- Artist: Vladimir Tretchikoff
- Year: 1949
- Medium: Oil on canvas
- Dimensions: 92 cm × 72 cm (36 in × 28.5 in)

= Alicia Markova "The Dying Swan" =

1949 painting by Vladimir Tretchikoff

Alicia Markova "The Dying Swan" is a 1949 painting by Vladimir Tretchikoff. (It is also known simply as The Dying Swan, but is not to be confused with another Tretchikoff painting with the same title.) The painting depicts the prima ballerina Alicia Markova in her most famous role, The Dying Swan, from which she became inseparable in the minds of the public; it is for this reason that the artist painted the swan and Markova as one and the same being.

==Historical background==
Tretchikoff tells the story behind the painting in his 1973 autobiography, Pigeon's Luck. While the Royal Ballet were touring South Africa, Tretchikoff sat in at a rehearsal in Cape Town, where he saw Markova perform "The Dying Swan". Moved by the experience, he approached Markova's manager and asked for permission to paint her. Although initially reluctant, the manager agreed.

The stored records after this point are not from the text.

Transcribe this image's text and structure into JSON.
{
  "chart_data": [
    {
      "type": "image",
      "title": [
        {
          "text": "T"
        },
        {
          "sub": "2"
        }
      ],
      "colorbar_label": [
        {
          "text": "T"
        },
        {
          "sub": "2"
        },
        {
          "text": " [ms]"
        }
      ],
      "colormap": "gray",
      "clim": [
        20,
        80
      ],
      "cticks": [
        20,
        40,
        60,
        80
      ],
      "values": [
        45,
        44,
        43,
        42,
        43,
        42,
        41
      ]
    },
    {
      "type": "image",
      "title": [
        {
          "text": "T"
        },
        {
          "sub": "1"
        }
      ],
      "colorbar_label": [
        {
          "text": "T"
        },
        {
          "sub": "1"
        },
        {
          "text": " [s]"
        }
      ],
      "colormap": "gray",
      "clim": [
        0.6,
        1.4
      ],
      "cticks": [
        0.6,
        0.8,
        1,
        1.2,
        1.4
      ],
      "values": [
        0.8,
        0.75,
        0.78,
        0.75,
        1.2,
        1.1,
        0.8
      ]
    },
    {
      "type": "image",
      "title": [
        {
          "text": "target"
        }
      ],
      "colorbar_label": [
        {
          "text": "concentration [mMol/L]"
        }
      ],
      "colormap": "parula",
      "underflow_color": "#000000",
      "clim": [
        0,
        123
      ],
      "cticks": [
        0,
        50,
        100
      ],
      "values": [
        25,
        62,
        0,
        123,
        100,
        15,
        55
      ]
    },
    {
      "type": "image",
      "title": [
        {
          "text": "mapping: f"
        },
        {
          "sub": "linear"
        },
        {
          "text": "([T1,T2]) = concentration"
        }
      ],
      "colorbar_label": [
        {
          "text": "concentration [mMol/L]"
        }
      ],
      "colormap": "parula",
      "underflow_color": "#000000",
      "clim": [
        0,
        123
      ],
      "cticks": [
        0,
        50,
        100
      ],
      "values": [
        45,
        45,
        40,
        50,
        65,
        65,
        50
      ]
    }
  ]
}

However, Markova had little free time to model for the painting, so Tretchikoff was obliged to work around her schedule. By the time he had painted the background and the outline of the swan (which he modelled on a dead duck), the company had already moved on. Tretchikoff followed Markova to Johannesburg, and then to Pretoria, while continuing to work on the painting. He described Markova as "infinitely patient in the long hours of posing".

The idea behind the painting, he wrote, was "to paint Alicia intertwined with the bird she portrayed, the two inseparable in the moment of death, the end of the dance".